GDP expanded 1.1 percent from the previous quarter, topping economists’ median estimate of a 0.9 percent gain. It grew 2.1 percent from a year earlier, versus a 1.9 percent estimate.
While that is a rebound from the worst contraction since 2008, private-sector investment shaved 0.5 percentage points off quarterly growth, meaning government investment drove the expansion.
“The details don’t look so good,” JPMorgan Chase & Co economist Park Seok-gil said yesterday. “It’s disappointing that the contributions from private growth are smaller than expected, and facilities investment mostly came from the government.”
Park said he does not expect the economy to hit the Bank of Korea’s (BOK) 2.2 percent growth forecast for this year.
The BOK last week lowered its key interest rate and again cut its growth forecast for this year, this time to 2.2 percent from 2.5 percent, citing risks such as the US-China trade dispute and tensions with Japan.
Exports this month look set for an eighth straight monthly decline, also due to slumping demand and prices for semiconductors, a key growth driver for South Korea.
BOK Governor Lee Ju-yeol this week said that the central bank might have to act again if the economic situation worsens.
The growth data might cool speculation that any such action will come at the next BOK meeting.
“Had the growth come out at under 1 percent, it would have sparked talk about a rate cut at the next Bank of Korea meeting,” KB Securities Co economist Oh Jae-young said. “But it seems like the 2.2 percent annual growth forecast by the BOK isn’t impossible after all.”

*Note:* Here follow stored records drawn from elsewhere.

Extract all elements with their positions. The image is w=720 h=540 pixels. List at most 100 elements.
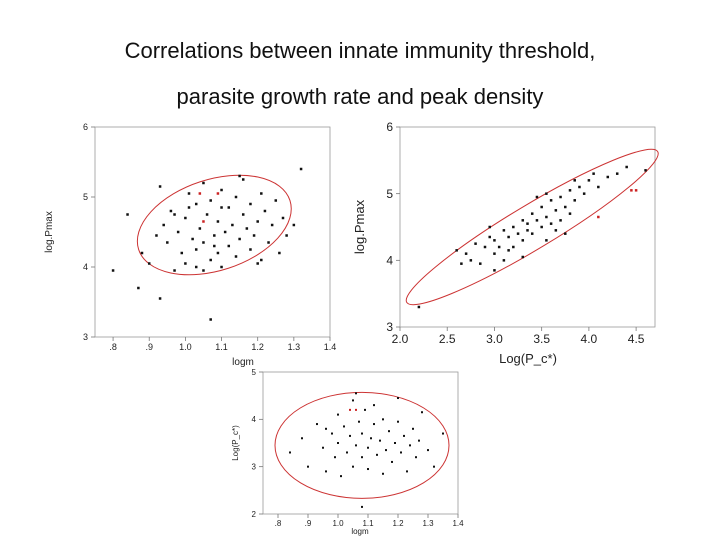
data-point (241, 178, 245, 181)
data-point (173, 269, 176, 272)
x-axis-label: logm (232, 357, 254, 368)
data-point (173, 213, 176, 216)
data-point (231, 223, 234, 227)
confidence-ellipse (405, 148, 659, 306)
data-point (391, 460, 393, 463)
data-point (382, 418, 384, 421)
data-point (260, 192, 263, 195)
data-point (137, 286, 140, 290)
data-point (355, 392, 357, 395)
data-point (502, 259, 506, 262)
data-point (334, 456, 336, 459)
data-point (194, 265, 198, 269)
data-point (184, 216, 187, 220)
data-point (202, 220, 205, 223)
data-point (220, 188, 223, 192)
data-point (382, 472, 384, 475)
y-axis-label: log.Pmax (44, 211, 55, 253)
data-point (526, 222, 529, 225)
data-point (256, 262, 259, 265)
x-tick-label: 3.0 (486, 332, 503, 346)
x-tick-label: 3.5 (533, 332, 550, 346)
data-point (202, 269, 205, 272)
plot-frame (399, 126, 656, 328)
data-point (433, 465, 435, 468)
data-point (644, 169, 647, 172)
data-point (337, 413, 339, 416)
data-point (285, 234, 288, 237)
data-point (249, 202, 252, 206)
data-point (597, 215, 600, 219)
data-point (358, 420, 360, 423)
data-point (455, 249, 458, 252)
data-point (545, 192, 548, 195)
data-point (322, 446, 324, 449)
data-point (507, 235, 510, 239)
data-point (234, 255, 238, 258)
data-point (493, 239, 496, 242)
data-point (615, 172, 619, 175)
data-point (307, 465, 309, 468)
data-point (234, 195, 238, 199)
data-point (340, 475, 342, 478)
data-point (545, 239, 548, 242)
data-point (364, 408, 366, 411)
data-point (220, 206, 223, 209)
data-point (213, 234, 216, 237)
y-tick-label: 3 (83, 332, 88, 342)
data-point (245, 227, 249, 230)
data-point (493, 252, 496, 255)
data-point (549, 222, 553, 225)
x-tick-label: .8 (275, 519, 282, 528)
data-point (388, 430, 390, 433)
data-point (355, 444, 357, 447)
data-point (634, 189, 638, 192)
data-point (299, 167, 303, 171)
data-point (568, 189, 572, 192)
data-point (526, 229, 529, 232)
data-point (417, 305, 421, 309)
data-point (331, 432, 333, 435)
data-point (162, 223, 165, 227)
data-point (205, 213, 209, 216)
data-point (352, 399, 354, 402)
plot-frame (94, 126, 331, 338)
confidence-ellipse (136, 174, 292, 276)
data-point (397, 420, 399, 423)
data-point (209, 258, 212, 262)
data-point (379, 439, 381, 442)
y-axis-label: Log(P_c*) (231, 425, 240, 461)
data-point (155, 234, 158, 237)
data-point (370, 437, 372, 440)
data-point (573, 179, 576, 182)
x-tick-label: 4.5 (628, 332, 645, 346)
data-point (564, 205, 567, 209)
x-tick-label: 1.4 (324, 342, 337, 352)
data-point (427, 449, 429, 452)
data-point (361, 505, 363, 508)
data-point (325, 427, 327, 430)
data-point (469, 259, 473, 262)
x-tick-label: 1.1 (362, 519, 374, 528)
data-point (260, 258, 263, 262)
data-point (559, 219, 562, 222)
data-point (281, 216, 285, 220)
data-point (442, 432, 444, 435)
data-point (194, 248, 198, 251)
data-point (418, 439, 420, 442)
title-line-1: Correlations between innate immunity thr… (124, 38, 596, 63)
y-tick-label: 5 (386, 187, 393, 201)
x-tick-label: 1.0 (332, 519, 344, 528)
data-point (559, 195, 562, 199)
data-point (140, 251, 144, 255)
data-point (521, 255, 525, 259)
data-point (535, 195, 539, 199)
data-point (263, 209, 267, 213)
data-point (216, 220, 220, 223)
data-point (355, 408, 357, 411)
data-point (421, 411, 423, 414)
data-point (412, 427, 414, 430)
data-point (521, 219, 525, 222)
x-tick-label: 1.3 (288, 342, 301, 352)
data-point (238, 237, 241, 241)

Things could still get worse. Japan has placed restrictions on exports to South Korea of three materials vital to semiconductor and display manufacturing, and might yet remove South Korea from its “white list” of trusted export destinations.
Japan accounts for about 32 percent, or about US$3.8 billion, of South Korea’s chip manufacturing equipment imports.
The effects of the trade spat with Japan could be much bigger than tensions between the US and China, and could spill over into other industries, Park Chong-hoon, head of South Korea economic research at Standard Chartered Bank, told Bloomberg TV.
If the Japanese restrictions on exports to South Korea cause a 10 percent fall in semiconductor exports, that could easily slice 0.2 percentage points off overall economic growth, pushing it below 2 percent, he said.